Studying about mitzvahs, some fourth-graders at Ronald C. Wornick Jewish Day School weren’t just taught about the Torah prohibition on gossiping. They got a buzz, so to speak. First, they located the passage in the Torah dealing with shmirat halashon, or “guarding the tongue,” and wrote a drash, or interpretation, about its meaning. Then they invented a wearable gadget, like a Fitbit, to help remind them not to break the commandment. The gadget was designed to buzz every time they said someone else’s name.
Last spring’s mitzvah project at the Foster City day school, which combined Jewish learning and engineering, is part of a program called JSTEM (Jewish science, technology, engineering and math). The school developed the project with support from the Center for Initiatives in Jewish Education (CIJE), a nonprofit that provides curriculum, materials and teacher training to Jewish schools nationwide in order to broaden science and technology programs.
“For day schools to be credible, they need to have very strong science and math programs because parents expect that,” said Barbara Gereboff, Wornick’s head of school. The school started working with CIJE five or six years ago in an effort to enrich its science curriculum, integrating CIJE’s engineering curriculum into its middle school science programs. CIJE provided lesson plans and materials like circuit boards and microcontroller kits. The organization also brought Wornick science teachers to Israel and New York for training.

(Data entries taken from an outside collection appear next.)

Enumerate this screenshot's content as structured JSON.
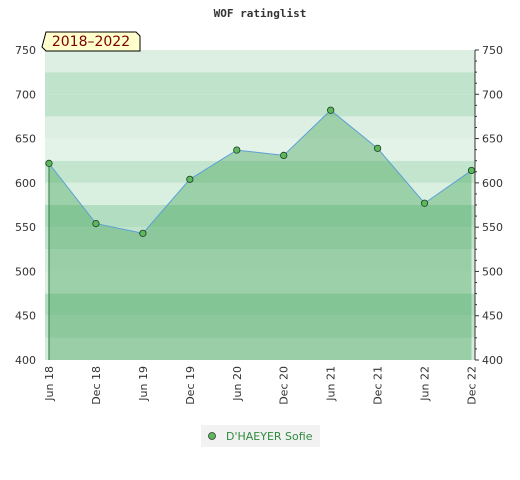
{
  "chart_data": {
    "type": "area",
    "title": "WOF ratinglist",
    "period_badge": "2018–2022",
    "x_categories": [
      "Jun 18",
      "Dec 18",
      "Jun 19",
      "Dec 19",
      "Jun 20",
      "Dec 20",
      "Jun 21",
      "Dec 21",
      "Jun 22",
      "Dec 22"
    ],
    "y_ticks": [
      400,
      450,
      500,
      550,
      600,
      650,
      700,
      750
    ],
    "ylim": [
      400,
      750
    ],
    "grid": true,
    "legend_position": "bottom-center",
    "series": [
      {
        "name": "D'HAEYER Sofie",
        "values": [
          622,
          554,
          543,
          604,
          637,
          631,
          682,
          639,
          577,
          614
        ]
      }
    ],
    "colors": {
      "line": "#5aa0d8",
      "marker": "#5cb85c",
      "area_fill": "#3a9e50",
      "band_dark": "#7cc496",
      "band_light": "#e6f4ea",
      "legend_text": "#2e8b3e",
      "badge_bg": "#ffffcc",
      "badge_text": "#7a0000"
    }
  }
}
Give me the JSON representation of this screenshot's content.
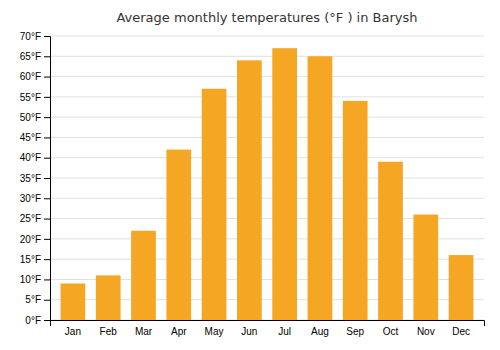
{
  "chart_data": {
    "type": "bar",
    "title": "Average monthly temperatures (°F ) in Barysh",
    "categories": [
      "Jan",
      "Feb",
      "Mar",
      "Apr",
      "May",
      "Jun",
      "Jul",
      "Aug",
      "Sep",
      "Oct",
      "Nov",
      "Dec"
    ],
    "values": [
      9,
      11,
      22,
      42,
      57,
      64,
      67,
      65,
      54,
      39,
      26,
      16
    ],
    "color": "#F5A623",
    "ylim": [
      0,
      70
    ],
    "yticks": [
      {
        "value": 0,
        "label": "0°F"
      },
      {
        "value": 5,
        "label": "5°F"
      },
      {
        "value": 10,
        "label": "10°F"
      },
      {
        "value": 15,
        "label": "15°F"
      },
      {
        "value": 20,
        "label": "20°F"
      },
      {
        "value": 25,
        "label": "25°F"
      },
      {
        "value": 30,
        "label": "30°F"
      },
      {
        "value": 35,
        "label": "35°F"
      },
      {
        "value": 40,
        "label": "40°F"
      },
      {
        "value": 45,
        "label": "45°F"
      },
      {
        "value": 50,
        "label": "50°F"
      },
      {
        "value": 55,
        "label": "55°F"
      },
      {
        "value": 60,
        "label": "60°F"
      },
      {
        "value": 65,
        "label": "65°F"
      },
      {
        "value": 70,
        "label": "70°F"
      }
    ],
    "grid": true
  }
}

Later, the school developed the fourth-grade JSTEM program. Wornick was the only private school to be included in a recent three-year, $950,000 STEM education grant with the San Mateo County Office of Education and Stanford University. Gereboff credits Wornick’s work with CIJE with helping the school obtain the grant.
“I think it’s kind of a snowball,” Gereboff said. “CIJE got us thinking about these things.”
CIJE is a New York-based nonprofit established by the Gruss Foundation in 2008 to improve secular and science education in Jewish schools. It now works with 150 schools in 13 states, including a growing number in California. The latter are mostly in Southern California, but CIJE is enrolling a growing number of Bay Area Jewish schools from across the religious and educational spectrum. In addition to Wornick, Oakland Hebrew Day School, South Peninsula Hebrew Day School in Sunnyvale and Meira Academy in Palo Alto are part of the CIJE program.
Sarah Goldstein, CIJE’s West Coast educational director, recently traveled to the Bay Area to meet with other Jewish schools. For a fee of several thousand dollars a year, participating schools receive teacher training, materials, lesson plans and whole grade-level curricula. Adrian Krag, CIJE’s West Coast STEM programs director, regularly visits classrooms to mentor teachers and conduct lessons.
Goldstein said maintaining a rigorous science curriculum can be challenging for Jewish schools that have to make time for Jewish studies classes.
“We do a lot of things in the Jewish schools that we don’t do in public schools, and that takes time,” Goldstein said. “Sometimes that time gets taken away from other subjects, including the sciences. My concern is that our students have to graduate and compete head-to-head for college entrance, for careers, for all of the things that make a real difference in a person’s economic future. Our kids are going to be the inventors, the company leaders, and they can’t come in having missed the kind of things that other kids got.”
The CIJE curriculum is inquiry-based: The intention is to engage students’ curiosity by presenting them with problems to solve in creative, hands-on ways. Sometimes this incorporates a Jewish spin. For example, as a Hanukkah project, CIJE eighth-graders programmed a 3D printer to print menorahs. Then they connected them to a computer board and installed LED lights so the menorahs would light up on schedule.
“It marries Jewish culture with education,” Krag said. “It is something that you can’t get in any other [program].”
Meira Academy, a small Orthodox high school that enrolls just north of 20 girls, adopted CIJE’s introduction to scientific engineering curriculum for its 10th-graders as a pilot this year. Computer science teacher Svetlana Goldenberg said the hands-on, inquiry-based method gets her students excited about science.
“It’s still very much an uphill battle with the girls to get them interested and excited about this stuff,” Goldenberg said. “There’s still the stigma of the geeky, bent-over boys with glasses. … Within a month, once [the girls] see the buzzers and the sensors and the responses, they are thrilled.”